Der Kommandeur des KSK, Brigadegeneral Markus Kreitmayr, verurteilte die rechtsextremen Vorfälle scharf. «Ich meine nicht zu übertreiben mit der Feststellung, dass unser Verband derzeit die schwierigste Phase seiner Geschichte erlebt», schrieb er nach dem Waffenfund in Sachsen an seine Soldaten. Es wird auch eine Generalinventur beim KSK geben, denn nach jetzigem Stand der Ermittlungen ist der Verbleib von insgesamt 85 000 Schuss Munition und 62 Kilogramm Sprengstoff aus dessen Beständen noch nicht geklärt.
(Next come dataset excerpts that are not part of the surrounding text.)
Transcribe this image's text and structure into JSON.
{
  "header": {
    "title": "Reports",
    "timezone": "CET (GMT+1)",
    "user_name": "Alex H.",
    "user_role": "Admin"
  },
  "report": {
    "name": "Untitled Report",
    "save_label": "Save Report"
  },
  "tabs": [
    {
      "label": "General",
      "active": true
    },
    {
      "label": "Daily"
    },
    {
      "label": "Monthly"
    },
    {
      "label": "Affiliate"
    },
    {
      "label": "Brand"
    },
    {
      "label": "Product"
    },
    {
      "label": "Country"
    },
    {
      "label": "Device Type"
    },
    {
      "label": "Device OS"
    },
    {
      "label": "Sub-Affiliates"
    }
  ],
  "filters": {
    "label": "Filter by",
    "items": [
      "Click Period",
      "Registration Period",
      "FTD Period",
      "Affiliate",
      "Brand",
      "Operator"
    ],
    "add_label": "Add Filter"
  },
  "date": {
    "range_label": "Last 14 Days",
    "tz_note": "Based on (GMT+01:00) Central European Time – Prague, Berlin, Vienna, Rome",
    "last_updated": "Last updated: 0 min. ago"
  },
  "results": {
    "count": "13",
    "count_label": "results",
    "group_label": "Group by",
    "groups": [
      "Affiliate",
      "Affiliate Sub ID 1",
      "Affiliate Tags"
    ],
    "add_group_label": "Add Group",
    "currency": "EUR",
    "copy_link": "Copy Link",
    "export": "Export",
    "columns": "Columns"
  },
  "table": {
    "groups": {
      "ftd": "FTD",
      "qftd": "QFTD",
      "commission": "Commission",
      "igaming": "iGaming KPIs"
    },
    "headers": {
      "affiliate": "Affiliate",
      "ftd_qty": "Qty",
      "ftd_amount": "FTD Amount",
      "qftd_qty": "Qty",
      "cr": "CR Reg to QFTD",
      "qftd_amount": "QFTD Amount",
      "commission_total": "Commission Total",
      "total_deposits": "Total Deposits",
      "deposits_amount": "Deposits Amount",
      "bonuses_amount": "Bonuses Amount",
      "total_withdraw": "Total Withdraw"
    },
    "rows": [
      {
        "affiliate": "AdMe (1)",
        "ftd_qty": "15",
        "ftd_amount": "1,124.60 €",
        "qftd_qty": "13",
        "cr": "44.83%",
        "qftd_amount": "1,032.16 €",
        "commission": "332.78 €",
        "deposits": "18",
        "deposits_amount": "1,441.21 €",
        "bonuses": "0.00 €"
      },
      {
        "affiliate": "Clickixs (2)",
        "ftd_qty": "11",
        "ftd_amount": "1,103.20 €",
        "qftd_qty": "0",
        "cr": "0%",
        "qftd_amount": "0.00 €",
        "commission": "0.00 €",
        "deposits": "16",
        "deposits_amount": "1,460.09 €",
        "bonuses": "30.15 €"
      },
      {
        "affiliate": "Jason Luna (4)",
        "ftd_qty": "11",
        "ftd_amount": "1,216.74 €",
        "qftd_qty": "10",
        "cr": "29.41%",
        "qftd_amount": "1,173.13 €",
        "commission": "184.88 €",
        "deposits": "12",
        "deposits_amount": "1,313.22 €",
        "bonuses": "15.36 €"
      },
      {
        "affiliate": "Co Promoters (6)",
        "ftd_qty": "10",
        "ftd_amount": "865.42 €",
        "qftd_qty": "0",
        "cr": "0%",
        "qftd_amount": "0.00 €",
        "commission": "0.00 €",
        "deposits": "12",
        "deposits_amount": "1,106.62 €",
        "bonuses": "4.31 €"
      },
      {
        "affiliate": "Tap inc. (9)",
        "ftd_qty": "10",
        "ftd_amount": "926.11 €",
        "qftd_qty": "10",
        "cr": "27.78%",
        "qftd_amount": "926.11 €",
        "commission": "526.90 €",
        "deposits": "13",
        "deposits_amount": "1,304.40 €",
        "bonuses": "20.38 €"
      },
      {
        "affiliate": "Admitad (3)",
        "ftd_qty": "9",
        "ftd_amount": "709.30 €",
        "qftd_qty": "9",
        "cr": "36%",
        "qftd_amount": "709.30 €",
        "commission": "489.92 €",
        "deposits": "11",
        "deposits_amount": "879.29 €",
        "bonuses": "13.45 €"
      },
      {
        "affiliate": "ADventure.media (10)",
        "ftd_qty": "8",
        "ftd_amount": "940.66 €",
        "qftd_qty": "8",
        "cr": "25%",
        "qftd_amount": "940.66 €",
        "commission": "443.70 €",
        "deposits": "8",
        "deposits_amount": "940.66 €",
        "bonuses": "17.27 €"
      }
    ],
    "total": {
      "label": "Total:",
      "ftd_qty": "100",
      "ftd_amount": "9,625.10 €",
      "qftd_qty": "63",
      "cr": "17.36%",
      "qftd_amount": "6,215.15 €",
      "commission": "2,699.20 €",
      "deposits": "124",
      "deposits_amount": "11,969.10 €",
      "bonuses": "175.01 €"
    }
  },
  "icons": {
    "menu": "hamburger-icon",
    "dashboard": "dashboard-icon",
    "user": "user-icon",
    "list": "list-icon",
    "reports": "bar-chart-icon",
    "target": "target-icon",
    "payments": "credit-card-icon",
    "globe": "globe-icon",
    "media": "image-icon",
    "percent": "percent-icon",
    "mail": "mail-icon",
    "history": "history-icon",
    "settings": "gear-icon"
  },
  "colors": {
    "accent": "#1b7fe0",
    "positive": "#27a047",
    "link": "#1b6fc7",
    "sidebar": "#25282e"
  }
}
Bundesverteidigungsministerin Annegret Kramp-Karrenbauer und Generalinspekteur Eberhard Zorn haben sich besorgt über das Verschwinden von 62 Kilogramm Sprengstoff und 48.000 Schuss Munition bei der Elitetruppe KSK geäussert. «Das ist keine Kleinigkeit, das macht mir grosse Sorge», sagte Zorn am Mittwoch mit Blick auf den Sprengstoff. «Wir ermitteln da mit allem, was wir haben. Denn das ist wirklich ein Gefährdungspotenzial, was sich dahinter aufbaut.» Zorn verwies darauf, dass bei der Razzia auf dem Privatgelände eines KSK-Soldaten im Mai neben Sprengstoff auch Zündschnur gefunden worden sei.